EDIT: apparently alot of people how been saying there are flaws in the theory, so he sorta lost that race
Last edited on
Veltas wrote:
I personally don't expect intelligent people to be mature. I'm around a lot of intelligent people and the more intelligent the more cocky, and the more immature.


My experience is just the opposite.

I've found that truly intelligent and informed people tend to be more humbled due to being more aware of their ignorance.

One of my favorite quotes:
Bubbles from Power Puff Girls wrote:
Education is the progressive realization of our ignorance
Bubbles from the Power Puff Girls?
I know who the character is, I'm questioning her being the source of that quote.
http://www.funtrivia.com/askft/Question26594.html
there you go

shes not the original source
Disch you're around a far humbler crowd than me, the few intelligent people I know like you described seem to fall into the unfortunate category of only a handful of people.

Not that I require piles of people like this, I'm honoured to be around the few that are like this.
I suppose it's partly down to how you rate intelligence, though. I'm thinking of more of a technical intelligence, but if I changed the definition slightly I could take it to include maturity etc. as well.
I class myself as a genius based on the Socratic notion of "the only true wisdom is knowing you know nothing".

Take that, Barnett.
iHutch105 wrote:
Take that, Barnett.

Who's Barnett?
Last edited on
Veltas wrote:
Who's Barnett?

The inspiring 14-year old in question.

I'd have to disagree, though. I could call him many things but "inspiring" isn't really one of them.
@Paoletti301
I know that it's an Einstein quote, I mean I'm asking why Disch quoted Bubbles from the Power Puff Girls.
Disch would reply but having exactly 9999 posts is too cool to pass up...
@iHutch105, just curious to hear your opinion as to why you wouldn't call him "inspiring".
closed account (Dy7SLyTq)
i agree. he didnt inspire me. he hasnt really done anything to inspire me imo
@Czar05 I just think "inspiring" is the wrong word.

The story doesn't inspire me to do or think anything, nor do his talents. Whilst impressive, nothing about it inspires me.
I thought his TED talk was inspiring. In fact it inspired me to start a whole new programming project.

I guess I was more reminded of some of the creative ideas I had floating around in my head that I had developed while I was not "learning" in the context he used it, but rather "thinking".

For the past few years I've been on a learning marathon. I figure now is a good time to spend a few days just thinking and developing my own ideas.
@iHutch105 and @htirwin, hmm, I found both of your comments to be insightful. Thanks for sharing.
Does anyone else find a problem with overpraising "child prodigies?" I feel like it can only be counterproductive. I mean, you're definitely intelligent. You've got more going on in your head than I probably ever will in my life. But you're still a kid. I'll give credit where credit is due, and when you've actually accomplished something (publications, research, contributions to society, etc), then I have no problem with praise.

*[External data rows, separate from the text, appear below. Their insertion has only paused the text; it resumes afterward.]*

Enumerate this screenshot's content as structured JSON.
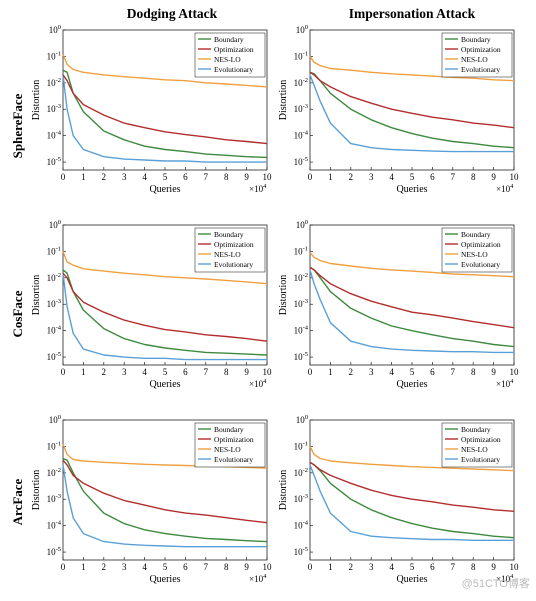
{
  "column_titles": [
    "Dodging Attack",
    "Impersonation Attack"
  ],
  "row_labels": [
    "SphereFace",
    "CosFace",
    "ArcFace"
  ],
  "watermark": "@51CTO博客",
  "colors": {
    "Boundary": "#3d8a3d",
    "Optimization": "#b32d2d",
    "NES-LO": "#f0a040",
    "Evolutionary": "#5aa0d8"
  },
  "chart_data": [
    {
      "type": "line",
      "row": "SphereFace",
      "column": "Dodging Attack",
      "xlabel": "Queries",
      "ylabel": "Distortion",
      "x_multiplier_label": "×10^4",
      "x": [
        0,
        0.2,
        0.5,
        1,
        2,
        3,
        4,
        5,
        6,
        7,
        8,
        9,
        10
      ],
      "xlim": [
        0,
        10
      ],
      "ylim_log10": [
        -5.3,
        0
      ],
      "xticks": [
        "0",
        "1",
        "2",
        "3",
        "4",
        "5",
        "6",
        "7",
        "8",
        "9",
        "10"
      ],
      "yticks": [
        "10^-5",
        "10^-4",
        "10^-3",
        "10^-2",
        "10^-1",
        "10^0"
      ],
      "legend_position": "top-right",
      "series": [
        {
          "name": "Boundary",
          "values": [
            0.03,
            0.025,
            0.004,
            0.0008,
            0.00015,
            7e-05,
            4e-05,
            3e-05,
            2.5e-05,
            2e-05,
            1.8e-05,
            1.6e-05,
            1.5e-05
          ]
        },
        {
          "name": "Optimization",
          "values": [
            0.02,
            0.012,
            0.004,
            0.0015,
            0.0006,
            0.0003,
            0.0002,
            0.00014,
            0.00011,
            9e-05,
            7e-05,
            6e-05,
            5e-05
          ]
        },
        {
          "name": "NES-LO",
          "values": [
            0.12,
            0.05,
            0.032,
            0.025,
            0.02,
            0.017,
            0.015,
            0.013,
            0.012,
            0.01,
            0.009,
            0.008,
            0.007
          ]
        },
        {
          "name": "Evolutionary",
          "values": [
            0.02,
            0.001,
            0.0001,
            3e-05,
            1.6e-05,
            1.3e-05,
            1.2e-05,
            1.1e-05,
            1.1e-05,
            1e-05,
            1e-05,
            1e-05,
            1e-05
          ]
        }
      ]
    },
    {
      "type": "line",
      "row": "SphereFace",
      "column": "Impersonation Attack",
      "xlabel": "Queries",
      "ylabel": "Distortion",
      "x_multiplier_label": "×10^4",
      "x": [
        0,
        0.2,
        0.5,
        1,
        2,
        3,
        4,
        5,
        6,
        7,
        8,
        9,
        10
      ],
      "xlim": [
        0,
        10
      ],
      "ylim_log10": [
        -5.3,
        0
      ],
      "xticks": [
        "0",
        "1",
        "2",
        "3",
        "4",
        "5",
        "6",
        "7",
        "8",
        "9",
        "10"
      ],
      "yticks": [
        "10^-5",
        "10^-4",
        "10^-3",
        "10^-2",
        "10^-1",
        "10^0"
      ],
      "legend_position": "top-right",
      "series": [
        {
          "name": "Boundary",
          "values": [
            0.025,
            0.022,
            0.012,
            0.004,
            0.001,
            0.0004,
            0.0002,
            0.00012,
            8e-05,
            6e-05,
            5e-05,
            4e-05,
            3.5e-05
          ]
        },
        {
          "name": "Optimization",
          "values": [
            0.025,
            0.02,
            0.012,
            0.007,
            0.003,
            0.0017,
            0.001,
            0.0007,
            0.0005,
            0.0004,
            0.0003,
            0.00025,
            0.0002
          ]
        },
        {
          "name": "NES-LO",
          "values": [
            0.1,
            0.06,
            0.045,
            0.035,
            0.03,
            0.025,
            0.022,
            0.02,
            0.018,
            0.016,
            0.015,
            0.013,
            0.012
          ]
        },
        {
          "name": "Evolutionary",
          "values": [
            0.02,
            0.008,
            0.002,
            0.0003,
            5e-05,
            3.5e-05,
            3e-05,
            2.8e-05,
            2.6e-05,
            2.5e-05,
            2.5e-05,
            2.5e-05,
            2.5e-05
          ]
        }
      ]
    },
    {
      "type": "line",
      "row": "CosFace",
      "column": "Dodging Attack",
      "xlabel": "Queries",
      "ylabel": "Distortion",
      "x_multiplier_label": "×10^4",
      "x": [
        0,
        0.2,
        0.5,
        1,
        2,
        3,
        4,
        5,
        6,
        7,
        8,
        9,
        10
      ],
      "xlim": [
        0,
        10
      ],
      "ylim_log10": [
        -5.3,
        0
      ],
      "xticks": [
        "0",
        "1",
        "2",
        "3",
        "4",
        "5",
        "6",
        "7",
        "8",
        "9",
        "10"
      ],
      "yticks": [
        "10^-5",
        "10^-4",
        "10^-3",
        "10^-2",
        "10^-1",
        "10^0"
      ],
      "legend_position": "top-right",
      "series": [
        {
          "name": "Boundary",
          "values": [
            0.02,
            0.015,
            0.003,
            0.0006,
            0.00012,
            5e-05,
            3e-05,
            2.2e-05,
            1.8e-05,
            1.5e-05,
            1.4e-05,
            1.3e-05,
            1.2e-05
          ]
        },
        {
          "name": "Optimization",
          "values": [
            0.015,
            0.01,
            0.003,
            0.0012,
            0.0005,
            0.00025,
            0.00016,
            0.00011,
            9e-05,
            7e-05,
            6e-05,
            5e-05,
            4e-05
          ]
        },
        {
          "name": "NES-LO",
          "values": [
            0.1,
            0.04,
            0.03,
            0.022,
            0.018,
            0.015,
            0.013,
            0.011,
            0.01,
            0.009,
            0.008,
            0.007,
            0.006
          ]
        },
        {
          "name": "Evolutionary",
          "values": [
            0.015,
            0.0008,
            8e-05,
            2e-05,
            1.2e-05,
            1e-05,
            9e-06,
            9e-06,
            8e-06,
            8e-06,
            8e-06,
            8e-06,
            8e-06
          ]
        }
      ]
    },
    {
      "type": "line",
      "row": "CosFace",
      "column": "Impersonation Attack",
      "xlabel": "Queries",
      "ylabel": "Distortion",
      "x_multiplier_label": "×10^4",
      "x": [
        0,
        0.2,
        0.5,
        1,
        2,
        3,
        4,
        5,
        6,
        7,
        8,
        9,
        10
      ],
      "xlim": [
        0,
        10
      ],
      "ylim_log10": [
        -5.3,
        0
      ],
      "xticks": [
        "0",
        "1",
        "2",
        "3",
        "4",
        "5",
        "6",
        "7",
        "8",
        "9",
        "10"
      ],
      "yticks": [
        "10^-5",
        "10^-4",
        "10^-3",
        "10^-2",
        "10^-1",
        "10^0"
      ],
      "legend_position": "top-right",
      "series": [
        {
          "name": "Boundary",
          "values": [
            0.025,
            0.02,
            0.01,
            0.003,
            0.0007,
            0.0003,
            0.00015,
            0.0001,
            7e-05,
            5e-05,
            4e-05,
            3e-05,
            2.5e-05
          ]
        },
        {
          "name": "Optimization",
          "values": [
            0.025,
            0.02,
            0.012,
            0.006,
            0.0025,
            0.0013,
            0.0008,
            0.0005,
            0.0004,
            0.0003,
            0.00022,
            0.00017,
            0.00013
          ]
        },
        {
          "name": "NES-LO",
          "values": [
            0.09,
            0.06,
            0.045,
            0.035,
            0.028,
            0.023,
            0.02,
            0.018,
            0.016,
            0.014,
            0.013,
            0.012,
            0.011
          ]
        },
        {
          "name": "Evolutionary",
          "values": [
            0.02,
            0.006,
            0.0015,
            0.0002,
            4e-05,
            2.5e-05,
            2e-05,
            1.8e-05,
            1.7e-05,
            1.6e-05,
            1.6e-05,
            1.5e-05,
            1.5e-05
          ]
        }
      ]
    },
    {
      "type": "line",
      "row": "ArcFace",
      "column": "Dodging Attack",
      "xlabel": "Queries",
      "ylabel": "Distortion",
      "x_multiplier_label": "×10^4",
      "x": [
        0,
        0.2,
        0.5,
        1,
        2,
        3,
        4,
        5,
        6,
        7,
        8,
        9,
        10
      ],
      "xlim": [
        0,
        10
      ],
      "ylim_log10": [
        -5.3,
        0
      ],
      "xticks": [
        "0",
        "1",
        "2",
        "3",
        "4",
        "5",
        "6",
        "7",
        "8",
        "9",
        "10"
      ],
      "yticks": [
        "10^-5",
        "10^-4",
        "10^-3",
        "10^-2",
        "10^-1",
        "10^0"
      ],
      "legend_position": "top-right",
      "series": [
        {
          "name": "Boundary",
          "values": [
            0.035,
            0.03,
            0.01,
            0.002,
            0.0003,
            0.00012,
            7e-05,
            5e-05,
            4e-05,
            3.3e-05,
            3e-05,
            2.7e-05,
            2.5e-05
          ]
        },
        {
          "name": "Optimization",
          "values": [
            0.03,
            0.02,
            0.008,
            0.004,
            0.0017,
            0.0009,
            0.0006,
            0.0004,
            0.0003,
            0.00025,
            0.0002,
            0.00016,
            0.00013
          ]
        },
        {
          "name": "NES-LO",
          "values": [
            0.12,
            0.05,
            0.032,
            0.028,
            0.025,
            0.023,
            0.021,
            0.02,
            0.019,
            0.018,
            0.017,
            0.016,
            0.015
          ]
        },
        {
          "name": "Evolutionary",
          "values": [
            0.02,
            0.002,
            0.0002,
            5e-05,
            2.5e-05,
            2e-05,
            1.8e-05,
            1.7e-05,
            1.6e-05,
            1.6e-05,
            1.6e-05,
            1.6e-05,
            1.6e-05
          ]
        }
      ]
    },
    {
      "type": "line",
      "row": "ArcFace",
      "column": "Impersonation Attack",
      "xlabel": "Queries",
      "ylabel": "Distortion",
      "x_multiplier_label": "×10^4",
      "x": [
        0,
        0.2,
        0.5,
        1,
        2,
        3,
        4,
        5,
        6,
        7,
        8,
        9,
        10
      ],
      "xlim": [
        0,
        10
      ],
      "ylim_log10": [
        -5.3,
        0
      ],
      "xticks": [
        "0",
        "1",
        "2",
        "3",
        "4",
        "5",
        "6",
        "7",
        "8",
        "9",
        "10"
      ],
      "yticks": [
        "10^-5",
        "10^-4",
        "10^-3",
        "10^-2",
        "10^-1",
        "10^0"
      ],
      "legend_position": "top-right",
      "series": [
        {
          "name": "Boundary",
          "values": [
            0.025,
            0.02,
            0.012,
            0.004,
            0.001,
            0.0004,
            0.0002,
            0.00012,
            8e-05,
            6e-05,
            5e-05,
            4e-05,
            3.5e-05
          ]
        },
        {
          "name": "Optimization",
          "values": [
            0.025,
            0.02,
            0.013,
            0.008,
            0.004,
            0.0022,
            0.0014,
            0.001,
            0.0008,
            0.0006,
            0.0005,
            0.0004,
            0.00035
          ]
        },
        {
          "name": "NES-LO",
          "values": [
            0.1,
            0.05,
            0.035,
            0.028,
            0.024,
            0.021,
            0.019,
            0.017,
            0.016,
            0.015,
            0.014,
            0.013,
            0.012
          ]
        },
        {
          "name": "Evolutionary",
          "values": [
            0.02,
            0.008,
            0.002,
            0.0003,
            6e-05,
            4e-05,
            3.5e-05,
            3.2e-05,
            3e-05,
            3e-05,
            2.8e-05,
            2.8e-05,
            2.8e-05
          ]
        }
      ]
    }
  ]
}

I can only see this ending with that kid turning out as a complete jackass ten years from now; feeling that he is somehow superior in every way to the rest of mankind.
My question is whether pushing him in this line of education so much will stunt any social developments he makes. I mean, IQ is one thing, but trading IQ for EQ is foolish. It doesn't matter what theories he works towards if he lacks even a single social skill whatsoever. I know that he's autistic, but he still needs to get help in that case. Being forced to attend schooling with people decades older tends to... not help in that regard.